The Futurians tricked several scientists into aiding them on a false time-traveling mission with pretenses to prevent Godzilla’s transformation on Lagos Island. In efforts to stop the Futurians’ monster that was instead created, an extremely wealthy corporate developer who previously fought on the island as a Japanese soldier made plans to send a nuclear submarine into the Bering Sea in an attempt to create the second Godzilla. Instead of finding the Godzillasaurus, the submarine would come face to face with Godzilla himself.

The Futurians’ ignorance of the past leads them to create the second Godzilla in the first place rather than removing him from history.
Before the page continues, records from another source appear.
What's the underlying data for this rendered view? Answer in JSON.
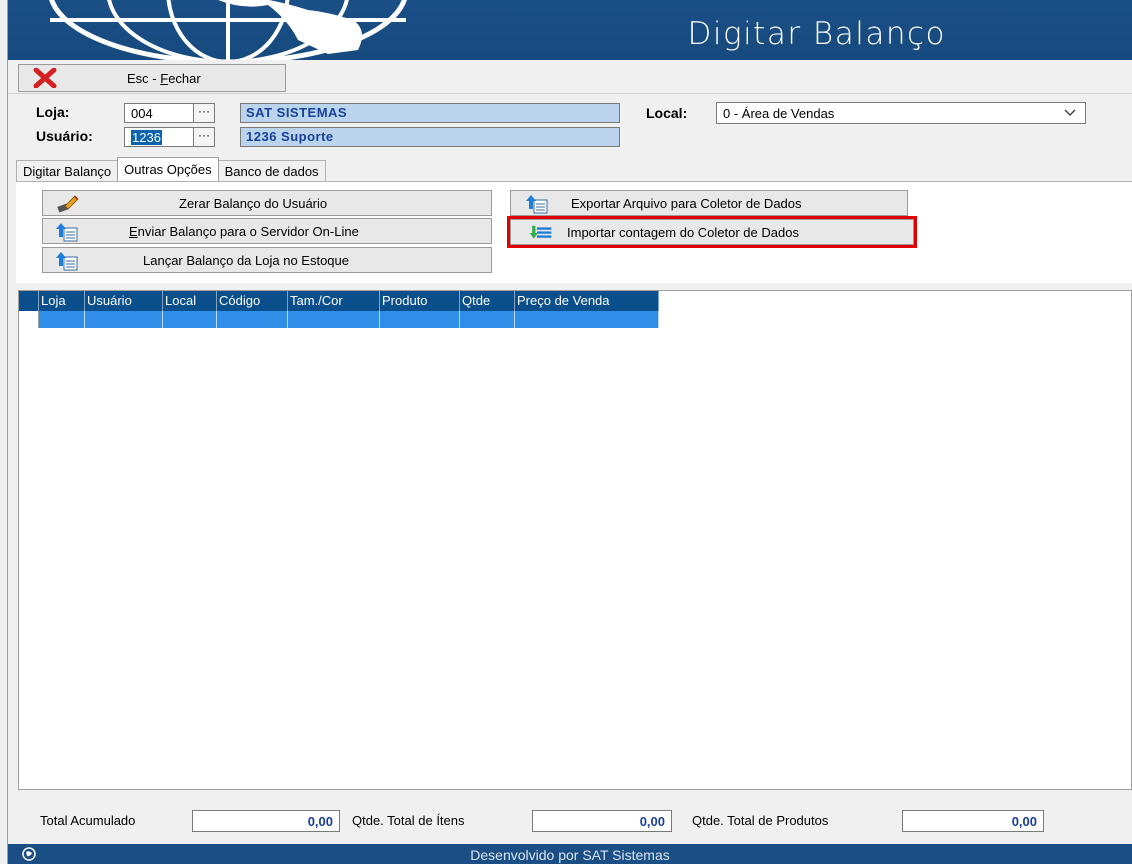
{
  "banner": {
    "title": "Digitar Balanço"
  },
  "toolbar": {
    "close_label_prefix": "Esc - ",
    "close_label_key": "F",
    "close_label_rest": "echar"
  },
  "header": {
    "loja_label": "Loja:",
    "loja_code": "004",
    "loja_name": "SAT SISTEMAS",
    "usuario_label": "Usuário:",
    "usuario_code": "1236",
    "usuario_name": "1236 Suporte",
    "lookup_label": "···",
    "local_label": "Local:",
    "local_value": "0 - Área de Vendas"
  },
  "tabs": [
    {
      "label": "Digitar Balanço"
    },
    {
      "label": "Outras Opções"
    },
    {
      "label": "Banco de dados"
    }
  ],
  "actions": {
    "zerar": "Zerar Balanço do Usuário",
    "enviar_key": "E",
    "enviar_rest": "nviar Balanço para o Servidor On-Line",
    "lancar": "Lançar Balanço da Loja no Estoque",
    "exportar": "Exportar Arquivo para Coletor de Dados",
    "importar": "Importar contagem do Coletor de Dados"
  },
  "grid": {
    "columns": [
      "Loja",
      "Usuário",
      "Local",
      "Código",
      "Tam./Cor",
      "Produto",
      "Qtde",
      "Preço de Venda"
    ]
  },
  "footer": {
    "total_acumulado_label": "Total Acumulado",
    "total_acumulado_value": "0,00",
    "qtde_itens_label": "Qtde. Total de Ítens",
    "qtde_itens_value": "0,00",
    "qtde_produtos_label": "Qtde. Total de Produtos",
    "qtde_produtos_value": "0,00"
  },
  "status_bar": {
    "text": "Desenvolvido por SAT Sistemas"
  },
  "colors": {
    "brand_blue": "#1a4f86",
    "highlight_red": "#e00000",
    "grid_select": "#2e8ee8"
  }
}
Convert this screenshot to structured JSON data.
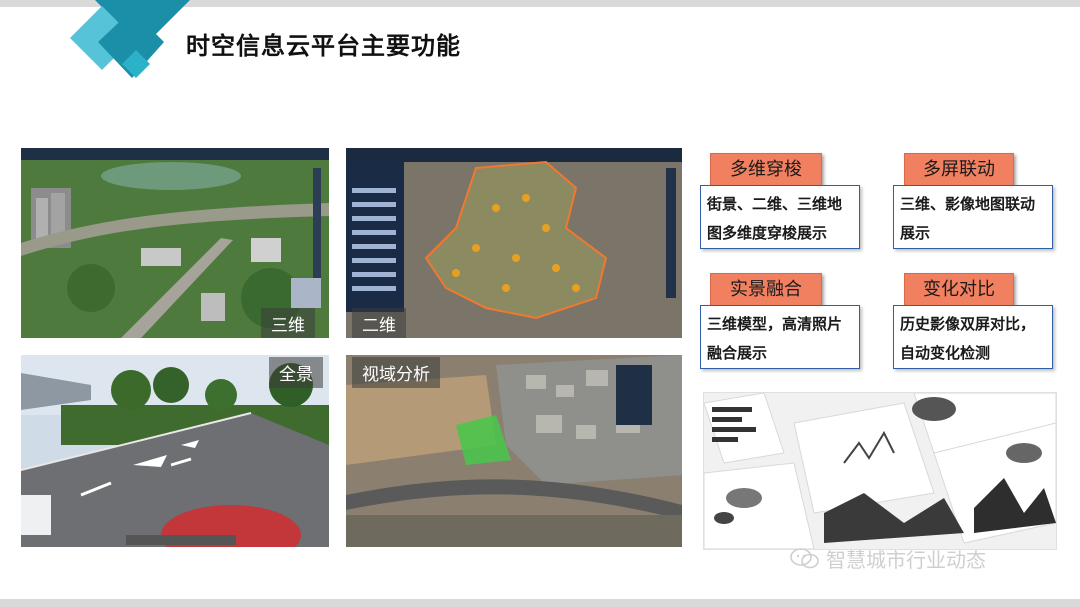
{
  "title": "时空信息云平台主要功能",
  "screenshots": [
    {
      "label": "三维"
    },
    {
      "label": "二维"
    },
    {
      "label": "全景"
    },
    {
      "label": "视域分析"
    }
  ],
  "functions": [
    {
      "tag": "多维穿梭",
      "desc_line1": "街景、二维、三维地",
      "desc_line2": "图多维度穿梭展示"
    },
    {
      "tag": "多屏联动",
      "desc_line1": "三维、影像地图联动",
      "desc_line2": "展示"
    },
    {
      "tag": "实景融合",
      "desc_line1": "三维模型，高清照片",
      "desc_line2": "融合展示"
    },
    {
      "tag": "变化对比",
      "desc_line1": "历史影像双屏对比，",
      "desc_line2": "自动变化检测"
    }
  ],
  "watermark": "智慧城市行业动态",
  "colors": {
    "accent_teal": "#1aa0b8",
    "tag_orange": "#f08060",
    "box_border": "#2f5fa8"
  }
}
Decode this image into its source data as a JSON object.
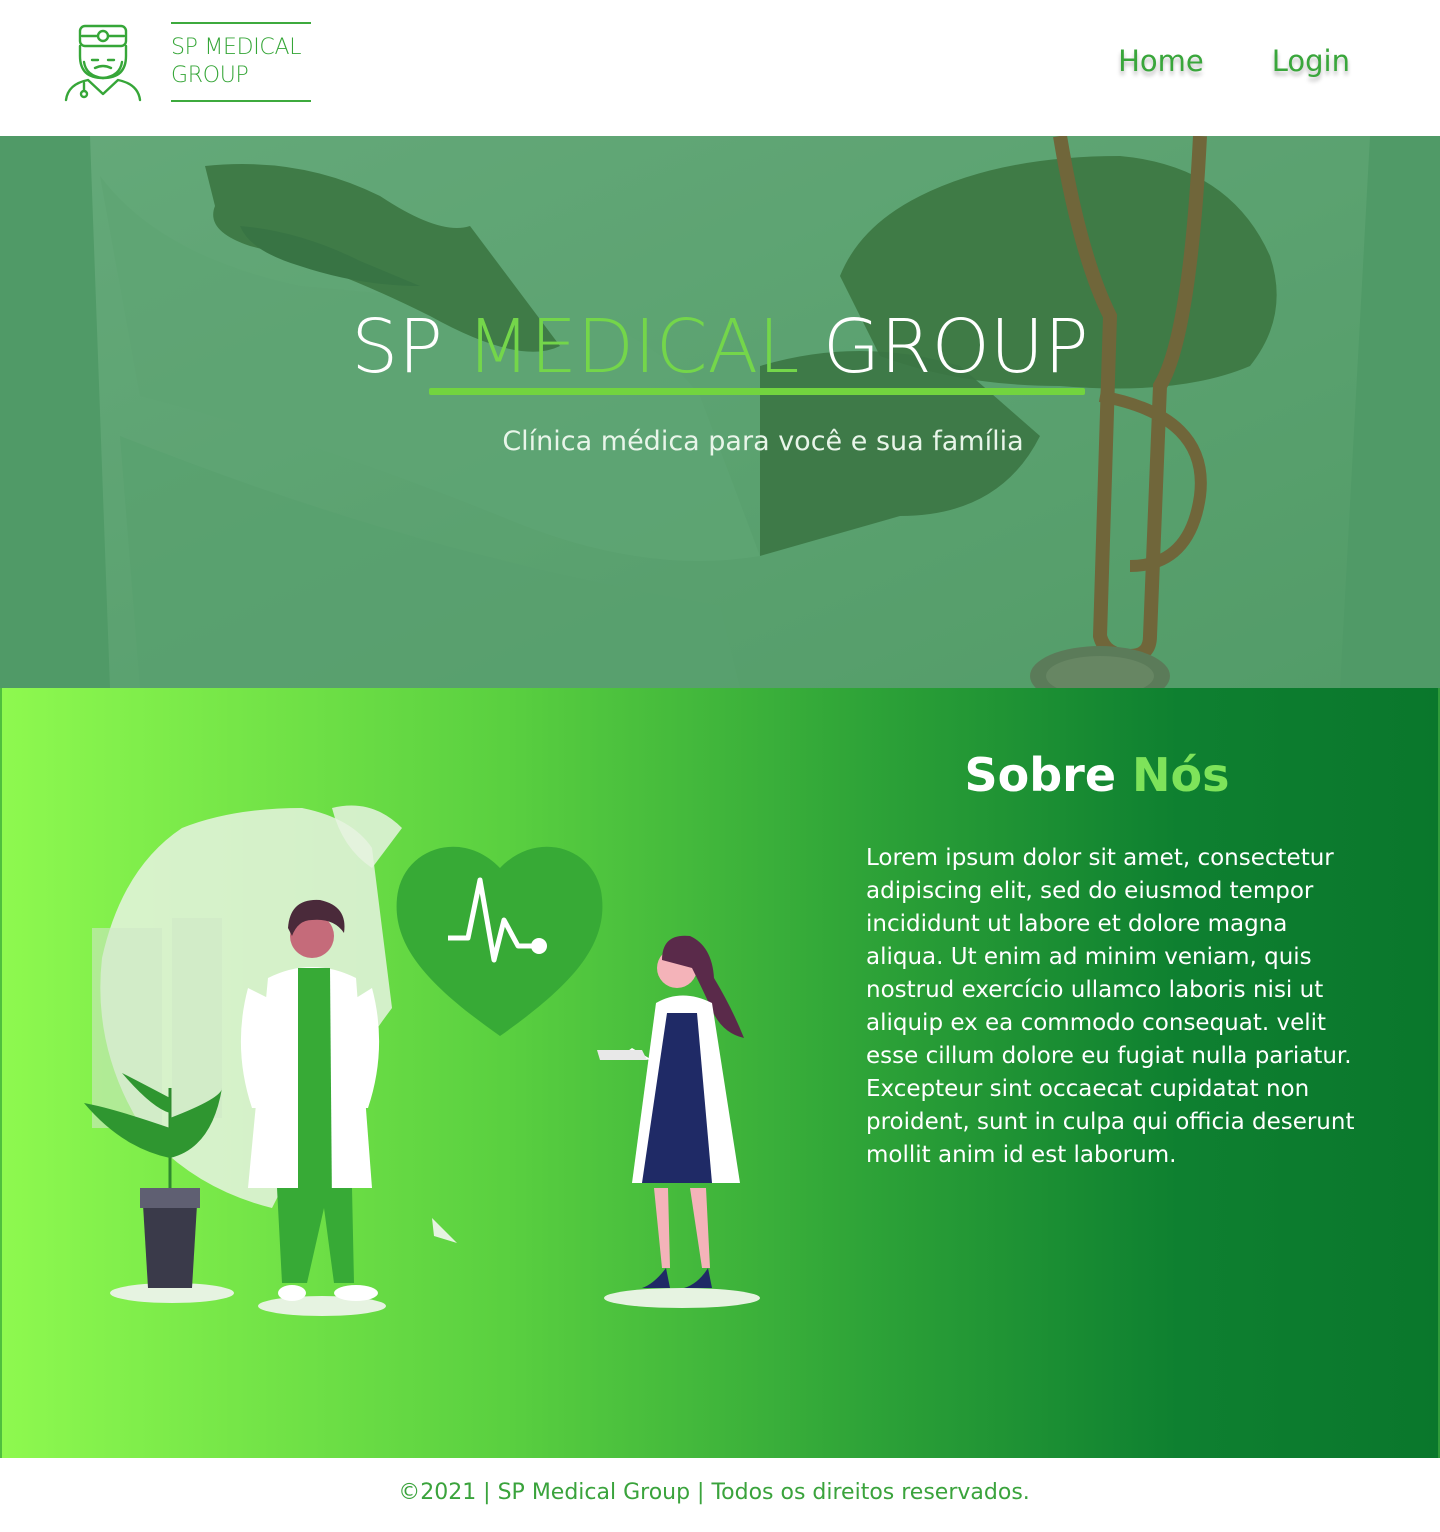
{
  "header": {
    "logo_line1": "SP MEDICAL",
    "logo_line2": "GROUP",
    "logo_icon": "doctor-icon",
    "nav": [
      {
        "label": "Home"
      },
      {
        "label": "Login"
      }
    ]
  },
  "hero": {
    "title_part1": "SP ",
    "title_accent": "MEDICAL",
    "title_part2": " GROUP",
    "subtitle": "Clínica médica para você e sua família",
    "background": "doctor-with-stethoscope-photo"
  },
  "about": {
    "title_part1": "Sobre ",
    "title_accent": "Nós",
    "body": "Lorem ipsum dolor sit amet, consectetur adipiscing elit, sed do eiusmod tempor incididunt ut labore et dolore magna aliqua. Ut enim ad minim veniam, quis nostrud exercício ullamco laboris nisi ut aliquip ex ea commodo consequat. velit esse cillum dolore eu fugiat nulla pariatur. Excepteur sint occaecat cupidatat non proident, sunt in culpa qui officia deserunt mollit anim id est laborum.",
    "illustration": "doctors-illustration"
  },
  "footer": {
    "text": "©2021 | SP Medical Group | Todos os direitos reservados."
  },
  "colors": {
    "brand_green": "#36a638",
    "accent_green": "#74d64a",
    "hero_overlay": "#5e9e72",
    "dark_green": "#0a772c"
  }
}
Godzilla would absorb the power of the nuclear sub, purging his system of the ANB and increasing his size further, becoming powerful enough to defeat King Ghidorah, the Futurians’ monster.

Godzilla went on to attack Japan itself, but was stopped when Emmy, one of the Futurians who had turned on her fellows, resurrected Ghidorah as a cyborg in the future, returning to the past to battle Godzilla with the new Mecha-King Ghidorah. The two battled in Tokyo, with both fall into the sea, but Godzilla is still alive and reawakes using his atomic ray underwater as the movie’s conclusion.